Poetry & Prose

A Fly to Rotting Fruit

Grandpa, I’m sorry I only visited your home in Libya twice before you left and didn’t come back. The days melted away quicker than gifted chocolate on the sticky fingers of my siblings. I’m sorry for my scarcity of memory when it comes to the details—I don’t remember how you took your coffee, what your favorite color was, or even the date of your birthday. But my mind can still form Technicolor still-life images when I hear your name. An ache boils inside of me when, at family dinners, I see an empty chair that would have been yours. That chair holds only a shadow of what should have been. 

My skin was dark caramel from afternoons spent frolicking under the sun at Disneyland. I saw your blurred smile while on the spinning tea cups, saw you looking through your small gray camera to capture images of me with my favorite movie characters, and felt your strong hand reach for mine as we wandered from one rollercoaster to another. In a sea of strange faces, yours embodied the moment you see your family waiting for you at the airport. At the end of the day, we navigated our way back to the hotel. The sun sank away for the night; I said goodnight to you, kissed your tan cheek, and fell into bed. 

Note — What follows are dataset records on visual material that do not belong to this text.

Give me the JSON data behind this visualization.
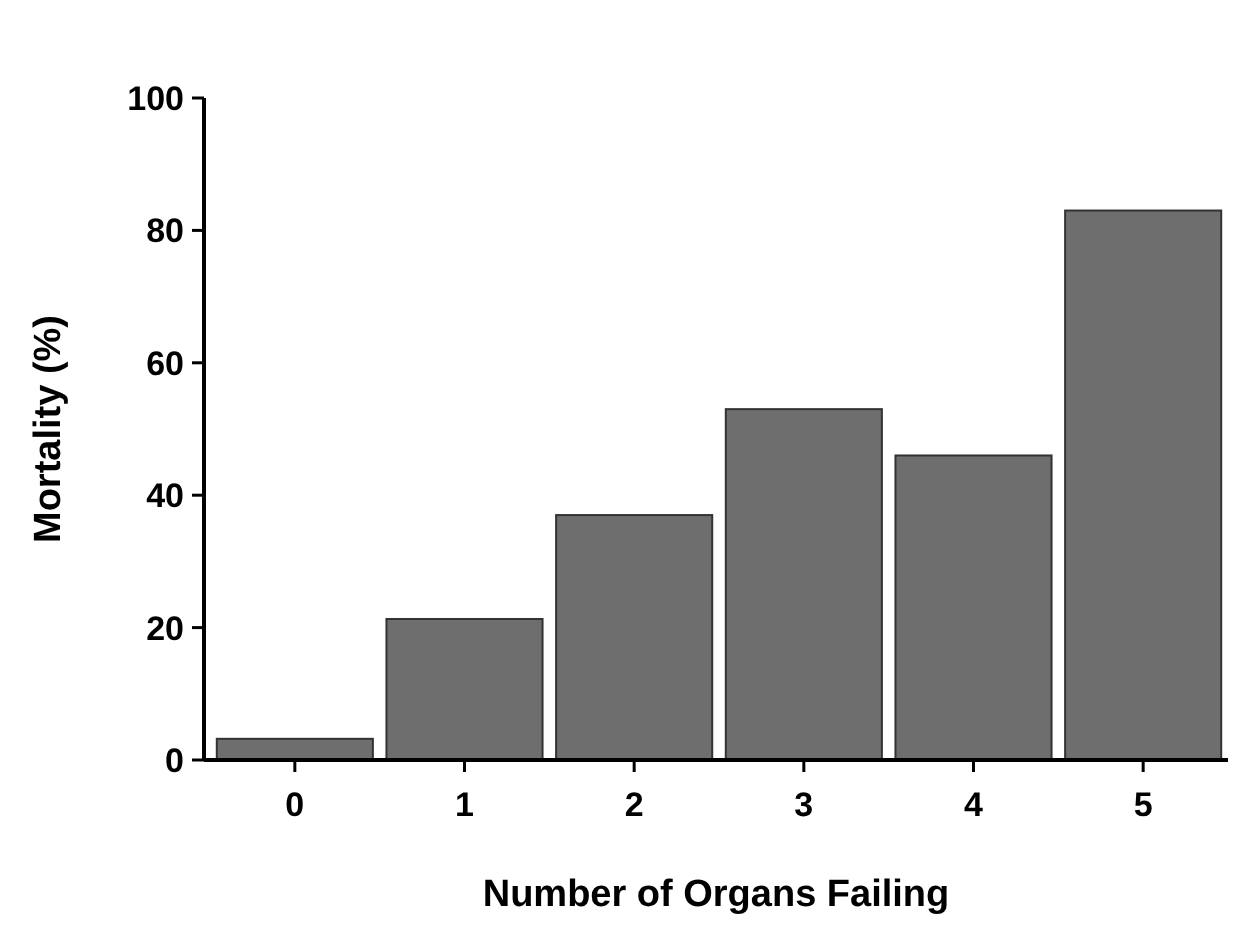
{
  "chart_data": {
    "type": "bar",
    "xlabel": "Number of Organs Failing",
    "ylabel": "Mortality (%)",
    "categories": [
      "0",
      "1",
      "2",
      "3",
      "4",
      "5"
    ],
    "values": [
      3.2,
      21.3,
      37,
      53,
      46,
      83
    ],
    "color": "#6e6e6e",
    "ylim": [
      0,
      100
    ],
    "yticks": [
      0,
      20,
      40,
      60,
      80,
      100
    ],
    "grid": false
  }
}
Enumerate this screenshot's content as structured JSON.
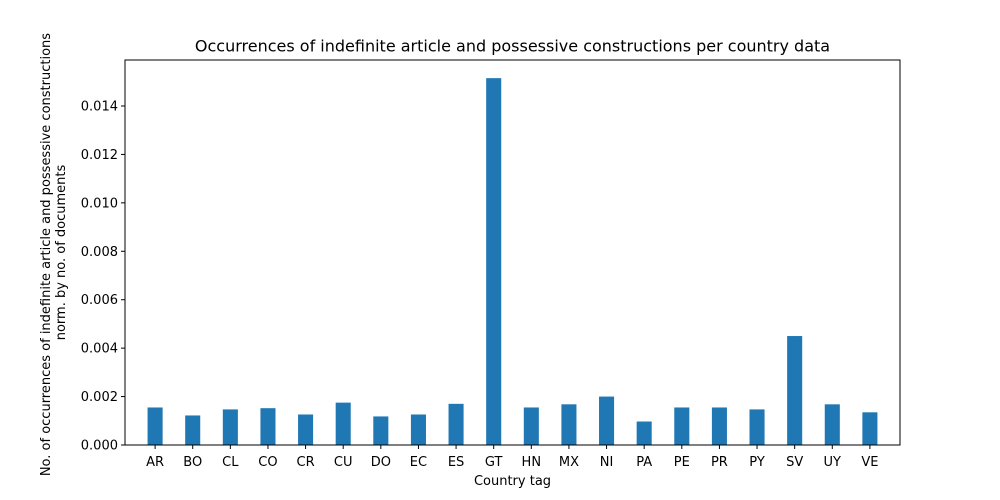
{
  "chart_data": {
    "type": "bar",
    "title": "Occurrences of indefinite article and possessive constructions per country data",
    "xlabel": "Country tag",
    "ylabel_lines": [
      "No. of occurrences of indefinite article and possessive constructions",
      "norm. by no. of documents"
    ],
    "categories": [
      "AR",
      "BO",
      "CL",
      "CO",
      "CR",
      "CU",
      "DO",
      "EC",
      "ES",
      "GT",
      "HN",
      "MX",
      "NI",
      "PA",
      "PE",
      "PR",
      "PY",
      "SV",
      "UY",
      "VE"
    ],
    "values": [
      0.00155,
      0.00122,
      0.00147,
      0.00152,
      0.00126,
      0.00175,
      0.00118,
      0.00126,
      0.0017,
      0.01515,
      0.00155,
      0.00168,
      0.002,
      0.00097,
      0.00155,
      0.00155,
      0.00147,
      0.0045,
      0.00168,
      0.00135
    ],
    "ylim": [
      0,
      0.0159
    ],
    "yticks": [
      "0.000",
      "0.002",
      "0.004",
      "0.006",
      "0.008",
      "0.010",
      "0.012",
      "0.014"
    ],
    "bar_color": "#1f77b4",
    "grid": false,
    "legend": "none"
  }
}
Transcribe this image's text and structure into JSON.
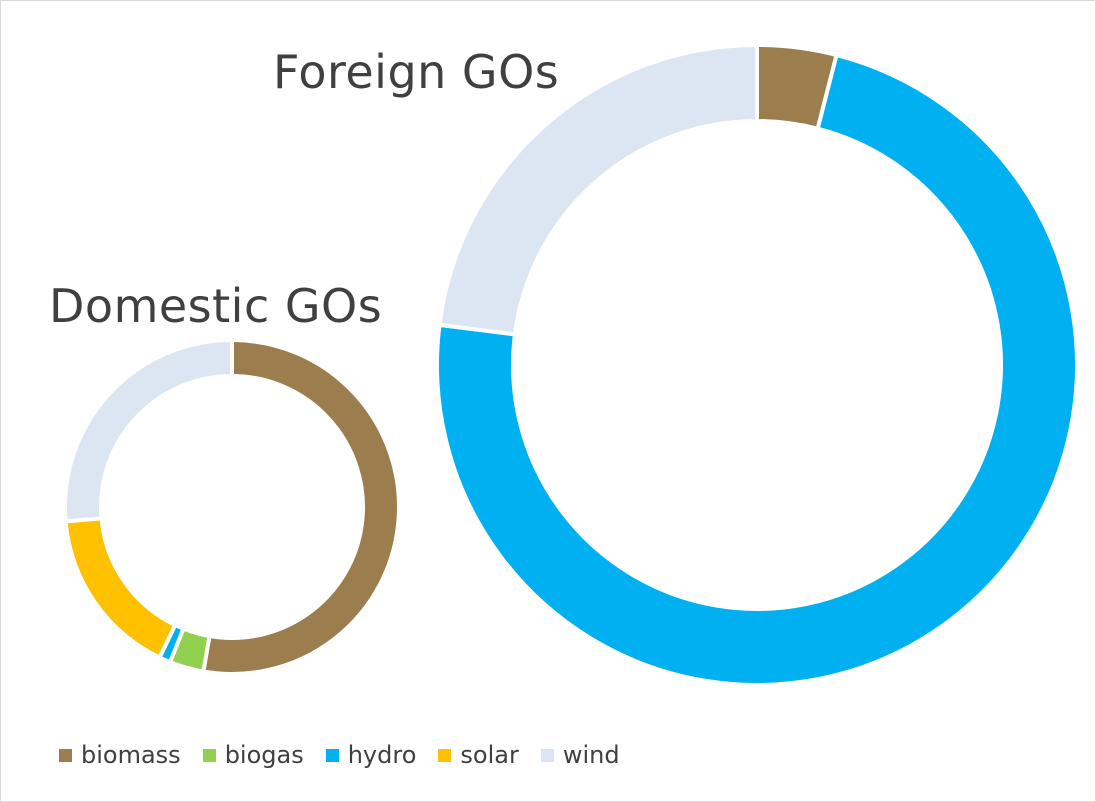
{
  "chart_data": [
    {
      "type": "pie",
      "variant": "doughnut",
      "title": "Domestic GOs",
      "categories": [
        "biomass",
        "biogas",
        "hydro",
        "solar",
        "wind"
      ],
      "values": [
        48,
        3,
        1,
        15,
        24
      ],
      "colors": [
        "#9C7E4E",
        "#92D050",
        "#00B0F0",
        "#FFC000",
        "#DCE6F2"
      ]
    },
    {
      "type": "pie",
      "variant": "doughnut",
      "title": "Foreign GOs",
      "categories": [
        "biomass",
        "biogas",
        "hydro",
        "solar",
        "wind"
      ],
      "values": [
        4,
        0,
        73,
        0,
        23
      ],
      "colors": [
        "#9C7E4E",
        "#92D050",
        "#00B0F0",
        "#FFC000",
        "#DCE6F2"
      ]
    }
  ],
  "legend": {
    "placement": "bottom-left",
    "items": [
      {
        "label": "biomass",
        "color": "#9C7E4E"
      },
      {
        "label": "biogas",
        "color": "#92D050"
      },
      {
        "label": "hydro",
        "color": "#00B0F0"
      },
      {
        "label": "solar",
        "color": "#FFC000"
      },
      {
        "label": "wind",
        "color": "#DCE6F2"
      }
    ]
  }
}
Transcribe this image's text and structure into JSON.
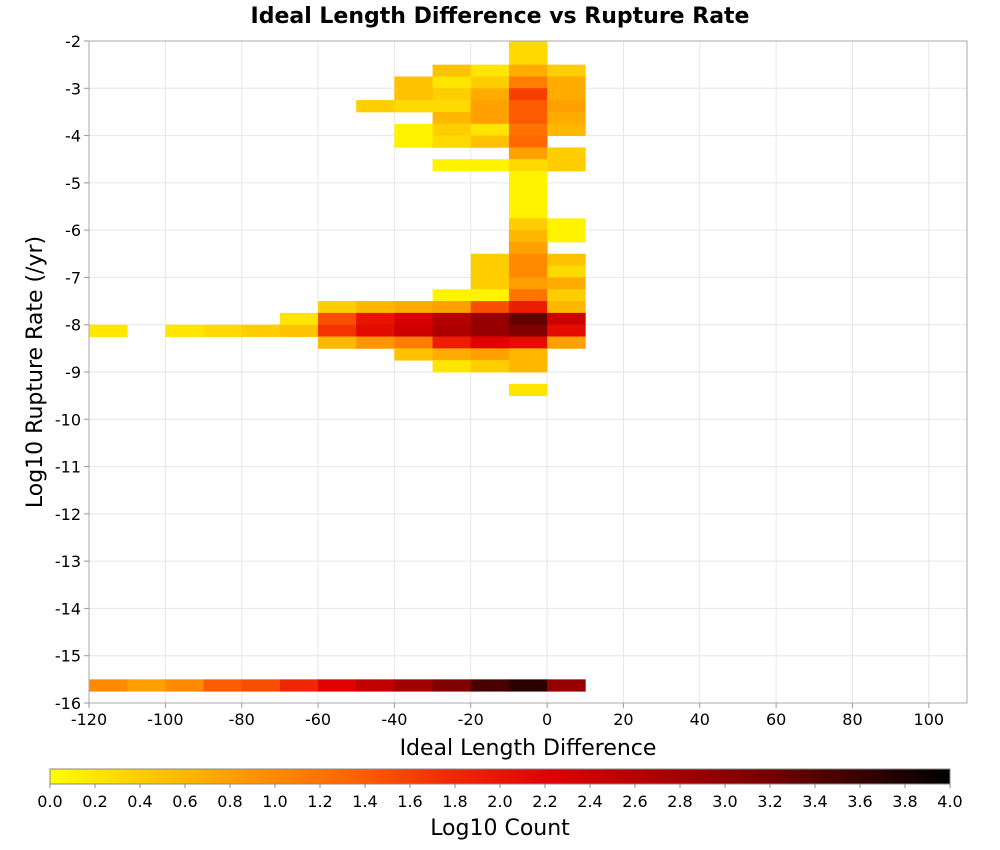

I woke up the next morning to blinding light. The sound of my mother sobbing. An ambulance. The night before, you had tucked me in. The smoky scent of your cologne still lingered in the hotel room. Yet you were no longer there. My dad repeated the words heart failure to me over and over again. That only made me understand the situation less. How could something so sure, so constant suddenly just stop?

I want you to know that mom still cries over you. When we plunged right back into rainy

days from blinding Southern California sun, mom did nothing but clean the house. She covered

her mahogany hair with a gray scarf and scrubbed counters, floors, bedside tables. For months,

my siblings and I were forbidden from entering what used to be your room, so as not to disturb

you if you still may be sleeping in there.

Even at nine years old, I knew you weren’t.

For a long time, you weren’t my ghost. All I knew was that I loved my mom, she loved you, so that meant I had to love you, too. I only see you when March 6, the anniversary of your death, stomps into our house every year. Mom secludes herself in her room, curtains drawn, with only the Quran as her companion.

But one day, I woke up with a ghost sleeping right next to me. Every night for months

straight, he would whisper in my ear that life was not worth living, that the end result was always death. I pictured gory images of seizing while driving to school, of a bloody car crash. Who would find my body? Who would shakily call my parents? Anytime I sensed a minor pain in my neck or in my chest, I saw a fluorescent light and felt the acrid scent of sterility and rubber gloves burn my nose. I imagined myself dying in a hospital bed. What would happen after I closed my eyes for the last time? I washed my hands incessantly and started brushing my teeth for exactly two minutes every morning and night. Sometimes in the afternoon, too. I was convinced that the only logical meaning behind all of this was that the end of my life was coming soon. I just didn’t know when.

I lay awake as the moon rose higher in the sky. Each night felt like a shadow stretched out on the sidewalk during a four p.m. sunset. I heard the shake in my mother’s voice every time I yelled at her that I was having another anxiety attack. I would run down the stairs, drowning, breathless, from my bedroom to her and she would stir me a glass of sugar water, thinking maybe it was just low blood sugar, trying desperately to find a solution. Often the only thing that made my heart beat at a normal pace again was when she would read me verses from the Quran as I fell asleep.  

For a long time, I did not realize that this ghost bore a resemblance to you, reminding me of the abrupt way I first learned about Death. I had not stopped thinking about my health for months straight. My mind had circled around the end of my life like a fly to rotting fruit. As the months passed, I talked to therapists and exorcised you from my life. My fate felt lighter, and the dark half-circles under my eyes disappeared. 

I thought you were gone. I thought you were gone until I saw you standing in the corner of the room last week when mom announced that grandma has breast cancer. I swear I saw you looking on sadly, arms open.